How-To: Measuring RSS Readership
February 19th, 2007Chances are if you run a website you also publish a RSS feed. Feeds are valuable because they allow users to see if your website has been updated since their last visit. velospace has several feeds – customizable feeds for new bikes and another for comments.
Measuring RSS subscription rates has traditionally been difficult (a feed is just a text file after all), and FeedBurner moved into this space early on. But what if you don’t want to consolidate your feed subscriptions through a third party like FeedBurner?
The Official Google Reader Blog has a partial solution – several RSS feed readers including Google, Bloglines, NewsGator, Feed Path, Rojo include the number of subscribers in the HTTP request User-Agent string.
The User-Agent string is information a web browser sends to the web server, which stores this information in a log file. A typical User-Agent string looks like this:
"Mozilla/5.0 (Macintosh; U; Intel Mac OS X; en-US; rv:1.8.0.9) Gecko/20061206 Firefox/1.5.0.9"
Reading through it you can see that the User-Agent string tells us that the person is running Apple OS X and Firefox 1.5.

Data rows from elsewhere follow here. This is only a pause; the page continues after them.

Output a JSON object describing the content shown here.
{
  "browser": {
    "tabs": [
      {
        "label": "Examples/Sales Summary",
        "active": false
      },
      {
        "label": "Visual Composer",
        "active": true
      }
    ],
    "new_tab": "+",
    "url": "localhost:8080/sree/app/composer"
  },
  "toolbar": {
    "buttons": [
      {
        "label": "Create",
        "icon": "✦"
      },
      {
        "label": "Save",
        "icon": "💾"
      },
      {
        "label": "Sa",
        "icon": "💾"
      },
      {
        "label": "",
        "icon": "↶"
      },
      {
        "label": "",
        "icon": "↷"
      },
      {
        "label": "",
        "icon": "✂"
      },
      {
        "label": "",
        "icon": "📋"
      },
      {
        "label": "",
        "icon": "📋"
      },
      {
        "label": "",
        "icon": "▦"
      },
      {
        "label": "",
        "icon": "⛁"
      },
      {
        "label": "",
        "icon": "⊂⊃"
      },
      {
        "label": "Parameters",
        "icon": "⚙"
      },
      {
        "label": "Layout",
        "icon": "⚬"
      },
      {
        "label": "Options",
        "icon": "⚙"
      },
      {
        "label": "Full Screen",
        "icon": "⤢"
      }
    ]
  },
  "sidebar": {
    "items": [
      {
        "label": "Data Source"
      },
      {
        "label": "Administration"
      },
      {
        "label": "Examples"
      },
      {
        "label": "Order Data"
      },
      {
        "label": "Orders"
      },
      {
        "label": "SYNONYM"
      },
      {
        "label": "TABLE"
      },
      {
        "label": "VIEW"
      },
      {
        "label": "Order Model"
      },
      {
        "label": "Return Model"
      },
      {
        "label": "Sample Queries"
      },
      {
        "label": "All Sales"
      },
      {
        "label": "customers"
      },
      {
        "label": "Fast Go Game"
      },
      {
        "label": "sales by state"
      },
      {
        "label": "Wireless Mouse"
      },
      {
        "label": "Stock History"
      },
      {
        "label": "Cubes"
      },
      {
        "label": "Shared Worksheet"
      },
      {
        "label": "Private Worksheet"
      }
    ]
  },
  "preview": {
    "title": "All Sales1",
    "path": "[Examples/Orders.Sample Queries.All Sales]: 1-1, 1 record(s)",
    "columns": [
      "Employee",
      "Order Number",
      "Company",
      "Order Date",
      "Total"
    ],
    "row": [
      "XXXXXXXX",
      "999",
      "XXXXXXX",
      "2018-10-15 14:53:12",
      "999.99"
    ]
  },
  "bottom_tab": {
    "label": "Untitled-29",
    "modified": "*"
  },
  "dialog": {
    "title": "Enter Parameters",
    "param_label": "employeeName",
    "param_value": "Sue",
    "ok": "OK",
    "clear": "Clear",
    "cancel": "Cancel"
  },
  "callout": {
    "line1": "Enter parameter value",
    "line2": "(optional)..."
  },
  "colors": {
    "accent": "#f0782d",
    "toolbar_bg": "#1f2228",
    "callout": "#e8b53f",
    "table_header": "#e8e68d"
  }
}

A User-Agent string from a feed reader looks like this:
"Feedfetcher-Google; (+http://www.google.com/feedfetcher.html; 16 subscribers; feed-id=15996711146216185864"

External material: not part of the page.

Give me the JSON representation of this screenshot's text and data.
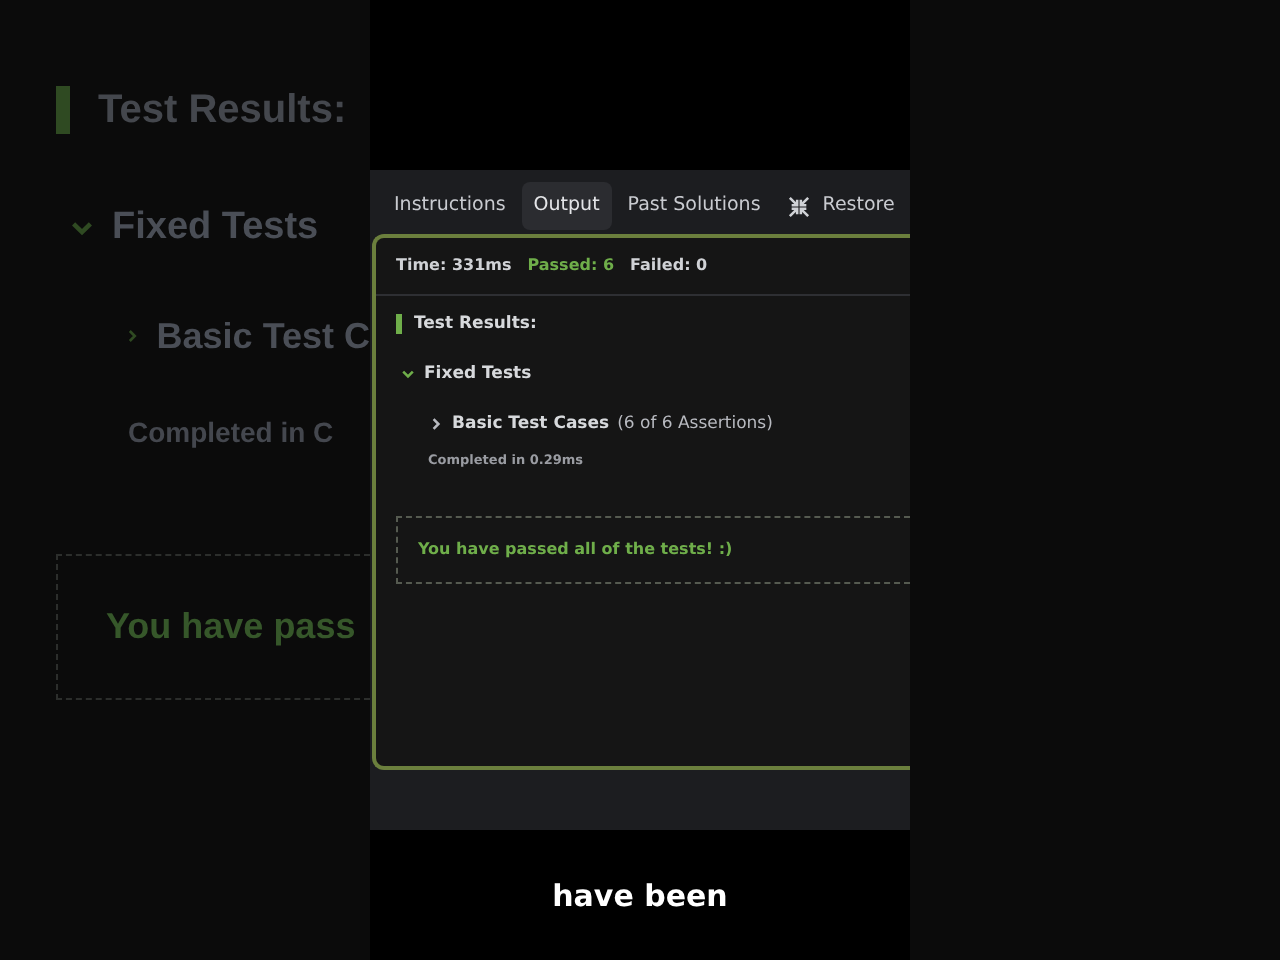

Notice the bold part – this is the interesting stuff. 16 people use Google Reader to grab velospace updates. Search for “subscriber” in your access logs to find these User-Agent strings.
Searching through the velospace access logs a quick informal count puts the site’s RSS readership at around 50 or so subscribers. It would be possible to search the logs and automatically parse out the feed subscriber numbers, but this assumes that all of the feed scrapers report this information in their User-Agent string.